Des régions entières du sud du Liban ont été réduites en poussière. Au point que l'on peut se demander, alors qu'un tiers du pays a été dévasté par la guerre si l'on va dépenser l'argent du peuple ainsi, dans un secteur à peine affecté par la guerre, pour rénover à la perfection un beau front de mer?

Le gouvernement libanais devrait se donner d'autres priorités, comme de secourir les victimes civiles de la guerre, ou d'unifier l'électorat. La réhabilitation de la Corniche, qui ne représente certes pas une grosse dépense, est cependant une amélioration à la fois visible et inutile.

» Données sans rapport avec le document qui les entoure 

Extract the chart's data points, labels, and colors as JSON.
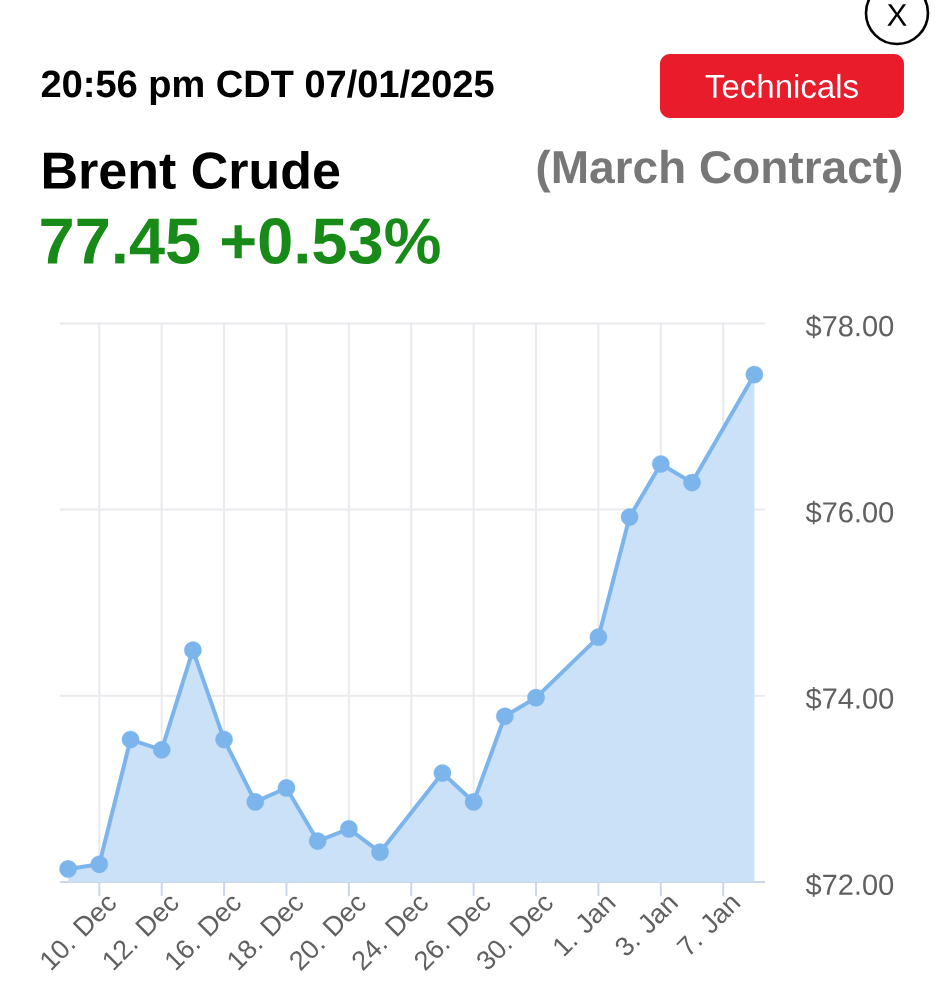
{
  "chart_data": {
    "type": "area",
    "title": "Brent Crude",
    "subtitle": "(March Contract)",
    "annotations": [
      "20:56 pm CDT 07/01/2025",
      "77.45 +0.53%",
      "Technicals",
      "X"
    ],
    "categories": [
      null,
      "10. Dec",
      null,
      "12. Dec",
      null,
      "16. Dec",
      null,
      "18. Dec",
      null,
      "20. Dec",
      null,
      "24. Dec",
      null,
      "26. Dec",
      null,
      "30. Dec",
      null,
      "1. Jan",
      null,
      "3. Jan",
      null,
      "7. Jan",
      null
    ],
    "values": [
      72.14,
      72.19,
      73.53,
      73.42,
      74.49,
      73.53,
      72.86,
      73.01,
      72.44,
      72.57,
      72.32,
      null,
      73.17,
      72.86,
      73.78,
      73.98,
      null,
      74.63,
      75.92,
      76.49,
      76.29,
      null,
      77.45
    ],
    "color": "#7cb5ec",
    "ylim": [
      72,
      78
    ],
    "yticks": [
      {
        "value": 72,
        "label": "$72.00"
      },
      {
        "value": 74,
        "label": "$74.00"
      },
      {
        "value": 76,
        "label": "$76.00"
      },
      {
        "value": 78,
        "label": "$78.00"
      }
    ],
    "grid": true,
    "marker": "circle"
  }
}
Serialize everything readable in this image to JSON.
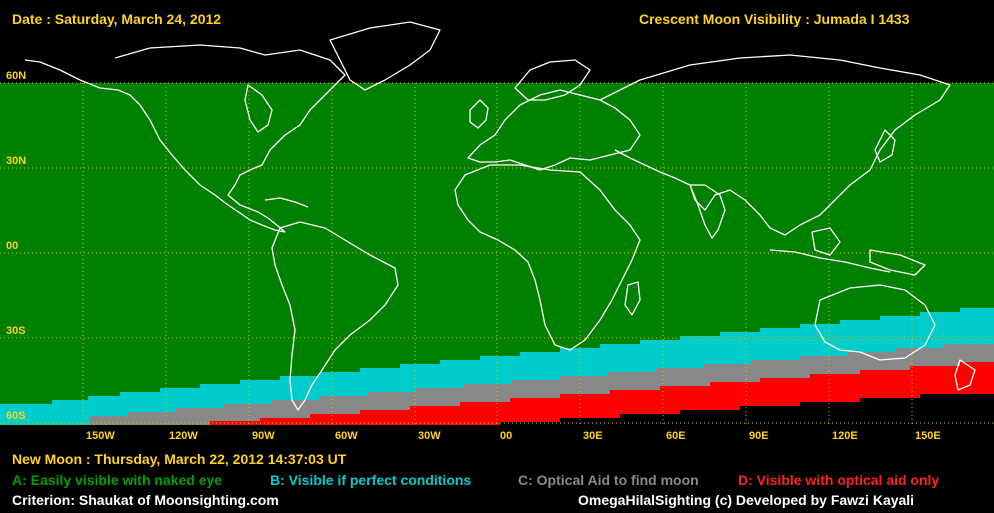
{
  "header": {
    "date": "Date : Saturday, March 24, 2012",
    "title": "Crescent Moon Visibility : Jumada I  1433"
  },
  "latitudes": [
    "60N",
    "30N",
    "00",
    "30S",
    "60S"
  ],
  "longitudes": [
    "150W",
    "120W",
    "90W",
    "60W",
    "30W",
    "00",
    "30E",
    "60E",
    "90E",
    "120E",
    "150E"
  ],
  "footer": {
    "new_moon": "New Moon : Thursday, March 22, 2012  14:37:03  UT",
    "legend": {
      "a": "A: Easily visible with naked eye",
      "b": "B: Visible if perfect conditions",
      "c": "C: Optical Aid to find moon",
      "d": "D: Visible with optical aid only"
    },
    "criterion": "Criterion: Shaukat of Moonsighting.com",
    "credit": "OmegaHilalSighting  (c)  Developed by Fawzi Kayali"
  },
  "colors": {
    "zone_a": "#008000",
    "zone_b": "#00cccc",
    "zone_c": "#888888",
    "zone_d": "#ff0000",
    "label": "#ffd21e",
    "coast": "#ffffff",
    "grid": "#c8c800"
  }
}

Pendant ce temps, les quartiers chiites déshérités se plaignent à grands cris d'avoir plus que leur compte de pannes d'électricité. De toute évidence, la coalition actuellement au pouvoir, qui ne s'entend pas avec le Hezbollah, doit faire davantage pour réhabiliter le sud du pays qui a tant souffert, ainsi que les autres régions pauvres du Liban.

Aux Etats-Unis, imaginez le tollé qui se serait déchaîné si, après l'ouragan Katrina, George Bush avait entrepris des programmes de développement spectaculaires dans des fiefs républicains que Katrina n'avait pas touchés. C'est ainsi que la grande communauté chiite du Liban, principal soutien du Hezbollah, voit la situation.

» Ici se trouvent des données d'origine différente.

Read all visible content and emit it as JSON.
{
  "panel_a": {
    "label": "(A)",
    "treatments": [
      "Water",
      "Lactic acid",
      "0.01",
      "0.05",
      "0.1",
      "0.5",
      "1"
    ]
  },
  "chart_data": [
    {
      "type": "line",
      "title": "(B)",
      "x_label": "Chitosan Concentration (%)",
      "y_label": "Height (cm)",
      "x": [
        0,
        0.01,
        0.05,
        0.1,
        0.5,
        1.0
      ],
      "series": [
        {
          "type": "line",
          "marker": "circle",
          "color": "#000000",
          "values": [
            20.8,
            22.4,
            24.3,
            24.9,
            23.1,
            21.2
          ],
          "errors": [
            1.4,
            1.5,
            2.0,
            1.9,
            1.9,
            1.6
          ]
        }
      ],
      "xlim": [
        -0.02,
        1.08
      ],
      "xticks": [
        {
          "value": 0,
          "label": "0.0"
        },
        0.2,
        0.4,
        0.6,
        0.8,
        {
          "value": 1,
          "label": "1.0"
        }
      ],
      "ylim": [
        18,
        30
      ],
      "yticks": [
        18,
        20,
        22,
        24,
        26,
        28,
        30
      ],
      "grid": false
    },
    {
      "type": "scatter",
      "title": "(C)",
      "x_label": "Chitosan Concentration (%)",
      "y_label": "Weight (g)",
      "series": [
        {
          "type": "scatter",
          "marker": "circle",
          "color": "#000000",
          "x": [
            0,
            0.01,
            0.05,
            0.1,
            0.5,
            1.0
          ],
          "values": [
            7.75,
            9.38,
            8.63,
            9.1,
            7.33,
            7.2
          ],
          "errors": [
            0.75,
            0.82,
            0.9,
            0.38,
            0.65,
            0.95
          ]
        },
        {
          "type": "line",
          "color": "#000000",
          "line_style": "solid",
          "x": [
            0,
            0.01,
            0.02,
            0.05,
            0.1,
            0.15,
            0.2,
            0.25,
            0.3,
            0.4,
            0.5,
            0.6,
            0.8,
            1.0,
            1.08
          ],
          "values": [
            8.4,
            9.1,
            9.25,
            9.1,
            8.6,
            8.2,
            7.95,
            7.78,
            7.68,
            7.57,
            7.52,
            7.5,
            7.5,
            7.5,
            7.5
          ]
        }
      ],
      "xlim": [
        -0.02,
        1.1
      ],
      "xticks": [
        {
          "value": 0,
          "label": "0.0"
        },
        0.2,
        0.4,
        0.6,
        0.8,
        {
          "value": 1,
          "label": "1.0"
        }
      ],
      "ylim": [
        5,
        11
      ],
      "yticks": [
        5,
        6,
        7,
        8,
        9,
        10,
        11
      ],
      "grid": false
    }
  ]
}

Politique à courte vue, me direz-vous, mais en quoi est-ce que cela nous regarde, nous autres Américains?

C'est parce que les pays qui ont éclaté, ces deux dernières décennies, l'ont fait dans la douleur et le chaos. La Yougoslavie s'est pulvérisée en une demi-douzaine d'Etats, la Bosnie en deux autres entités – une partie serbe grecque orthodoxe et une partie catholique-croate et une autre musulmane-bosniaque. La Serbie et le Monténégro se sont séparés. Le Kosovo risque aussi de se séparer bientôt. La Cisjordanie et Gaza ont maintenant deux gouvernements séparés – le Hamas à Gaza et le Fatah de Yasser Arafat en Cisjordanie. Les analystes évoquent une partition de l'Irak en trois zones: arabe sunnite, arabe chiite et kurde.

Serait-ce que le Liban s'oriente dans la même direction? Allons-nous assister à la naissance de deux Liban – un Liban Nord et un Liban Sud, celui-ci étant gouverné par le Hezbollah et le reste du pays par les sunnites et les diverses sectes chrétiennes?

Ce scénario est plus qu'improbable, ne serait-ce que parce que ni le Hezbollah ni le gouvernement libanais ne le désirent. Mais, devant l'échéance de l'élection présidentielle cet automne, il est fort possible que les deux camps en présence au Parlement n'arrivent pas à s'entendre sur un candidat. Si cela devait arriver, le Liban aurait alors deux gouvernements actifs, deux parlements, deux présidents, chacun revendiquant sa légitimité.

Qu'adviendrait-il alors du Liban, des Etats-Unis et de la communauté internationale en général? Après une guerre civile de quinze ans, les Libanais savent que la violence ne règle pas les problèmes.

Nous devons tout faire pour que les coutures du tissu libanais tiennent. Ce dont le Liban a besoin, c'est que les deux camps soient assez forts pour ne plus dépendre de leurs soutiens extérieurs pour défendre leurs intérêts. Au contraire, la communauté internationale doit encourager les factions en présence à collaborer afin que le résultat du processus de sélection d'un candidat à la présidence ne soit pas un Liban divisé.

Ce dont la région a besoin, c'est que tous les partenaires acceptent de s'asseoir à la même table pour régler les problèmes.

Ce dont le monde a besoin, c'est d'un gouvernement qui construise un avenir positif pour tous ses citoyens -- et du soutien de la communauté mondiale pour un Liban dans lequel les dépenses du gouvernement, les régimes électoraux et la constitution ne soient pas fondés sur des différences religieuses mais sur l'humanité commune à tous les Libanais. Pour attendre que le Liban se déchire en morceaux? Ne vaudrait-il pas mieux parler tout de suite et construire ensemble, avant que la situation ne dégénère comme en Bosnie et, bientôt, peut-être, comme en Irak?

Hady Amr est chargé de cours en politique étrangère au Saban Center for Middle East Policy de la Brookings Institution et Directeur du Centre Brookings de Doha au Qatar.